Though there is plenty of planting of mature plants that can be done at this time of year, do not be tempted to sow any seeds in the ground, unless you can cover with a cloche, as they are likely to rot in the damp, cold weather.  If you are lucky enough to have a greenhouse then you can consider sowing towards the end of the month, but unless you have somewhere to keep them warm and covered it’s probably best to wait until February or March to start sowing seeds. 


  • If you haven’t done so already, cut back herbaceous perennials such as penstemon, rudbeckia, persicaria and leucanthemum.  Tidy up around the plants and mulch in a doughnut style around the plant.  Roses can also be pruned now, and as they are hungry plants, they will also benefit from a good mulch.

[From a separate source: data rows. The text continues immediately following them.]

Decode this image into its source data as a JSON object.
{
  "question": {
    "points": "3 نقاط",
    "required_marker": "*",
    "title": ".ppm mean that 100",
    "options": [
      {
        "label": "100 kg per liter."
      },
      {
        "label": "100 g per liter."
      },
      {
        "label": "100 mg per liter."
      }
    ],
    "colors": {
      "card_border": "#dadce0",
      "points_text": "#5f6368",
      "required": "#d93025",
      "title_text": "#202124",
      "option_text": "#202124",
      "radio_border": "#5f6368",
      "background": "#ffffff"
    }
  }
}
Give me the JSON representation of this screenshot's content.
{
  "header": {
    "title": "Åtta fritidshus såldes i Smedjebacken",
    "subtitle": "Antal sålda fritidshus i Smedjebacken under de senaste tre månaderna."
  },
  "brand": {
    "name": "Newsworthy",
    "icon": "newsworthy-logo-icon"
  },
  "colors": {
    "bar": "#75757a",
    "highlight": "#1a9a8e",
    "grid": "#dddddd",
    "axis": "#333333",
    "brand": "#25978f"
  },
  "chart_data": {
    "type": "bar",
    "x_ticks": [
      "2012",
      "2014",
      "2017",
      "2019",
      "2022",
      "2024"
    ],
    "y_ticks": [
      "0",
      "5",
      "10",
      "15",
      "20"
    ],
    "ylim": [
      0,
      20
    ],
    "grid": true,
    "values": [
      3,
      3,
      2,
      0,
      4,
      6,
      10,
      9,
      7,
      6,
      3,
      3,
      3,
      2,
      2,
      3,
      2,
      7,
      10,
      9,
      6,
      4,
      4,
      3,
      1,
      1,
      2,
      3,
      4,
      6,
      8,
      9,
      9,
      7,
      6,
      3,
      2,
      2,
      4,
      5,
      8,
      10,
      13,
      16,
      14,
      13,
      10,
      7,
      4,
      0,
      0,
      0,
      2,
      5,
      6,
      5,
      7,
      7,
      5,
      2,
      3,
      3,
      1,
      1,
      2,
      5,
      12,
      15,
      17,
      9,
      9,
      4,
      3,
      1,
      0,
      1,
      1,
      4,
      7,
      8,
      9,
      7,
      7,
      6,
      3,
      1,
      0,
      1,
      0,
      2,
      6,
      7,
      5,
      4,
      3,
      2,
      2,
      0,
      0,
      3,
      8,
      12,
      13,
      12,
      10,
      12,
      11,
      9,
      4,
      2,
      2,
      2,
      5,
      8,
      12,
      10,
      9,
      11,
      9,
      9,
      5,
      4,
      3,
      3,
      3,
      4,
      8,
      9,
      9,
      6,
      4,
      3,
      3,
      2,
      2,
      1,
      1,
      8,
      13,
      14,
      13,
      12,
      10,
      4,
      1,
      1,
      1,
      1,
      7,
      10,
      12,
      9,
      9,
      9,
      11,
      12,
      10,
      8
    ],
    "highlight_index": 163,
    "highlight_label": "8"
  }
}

  • Summer flowering shrubs can be pruned now, but leave spring flowering bushes until they have flowered.  Wisteria has a specific pruning regime to ensure it flowers well, and should be pruned in February, though late January is also fine! 

  • You can still pick up some heavily discounted spring flowering bulbs. Plant now for flowers in spring.  It’s not too late!

  • It’s the perfect time to plant bare root hedging and trees.  Do plan tree planting carefully, looking at the final height and spread.   A native hedge provides good carbon capture, and benefits wildlife, so might be a good low cost alternative to a tree, and is easy to maintain with annual pruning - no tree surgeons required!  A common mistake is planting trees too close to a fence, allow at least a metre from the boundary to ensure the plant has a chance to grow in all sides.


In the garden leave out high energy food for birds such as fat balls and sunflower seeds. A clean bowl of fresh water is very welcome for birds as a bathing and drinking spot.   Try not to disturb wood and leaf debris as these may be housing overwintering insects, slow worms, toads, and perhaps even a hedgehog. 

Think about putting in a pond now so it’s established in time for spawning season.


  • Continue to weed and mulch the beds in your garden and allotment.

  • On the allotment, cover empty beds with a layer of well rotted manure, sheet of cardboard, or homemade compost as this will help protect and improve the soil over the winter and warm it for planting in early spring.

  • Sort through your garden tools and, if you’ve got one, tidy up the shed.   If you do have a shed think about installing a water butt, or adding an additional one.   

  • Keep composting!   The bigger the pile, the warmer it will get,  chop up anything you add, as smaller vegetation will compost more quickly.  Pick up a bin from Freecycle, the show at the recycling centre has a good supply or make one from pallets.

  • Plan your allotment - draw out and plan the beds with what you’re going to plant and where. Think about what went well last year, what new crops you’d like to try and what isn’t worth growing again.   Once spring arrives it will then be all systems go!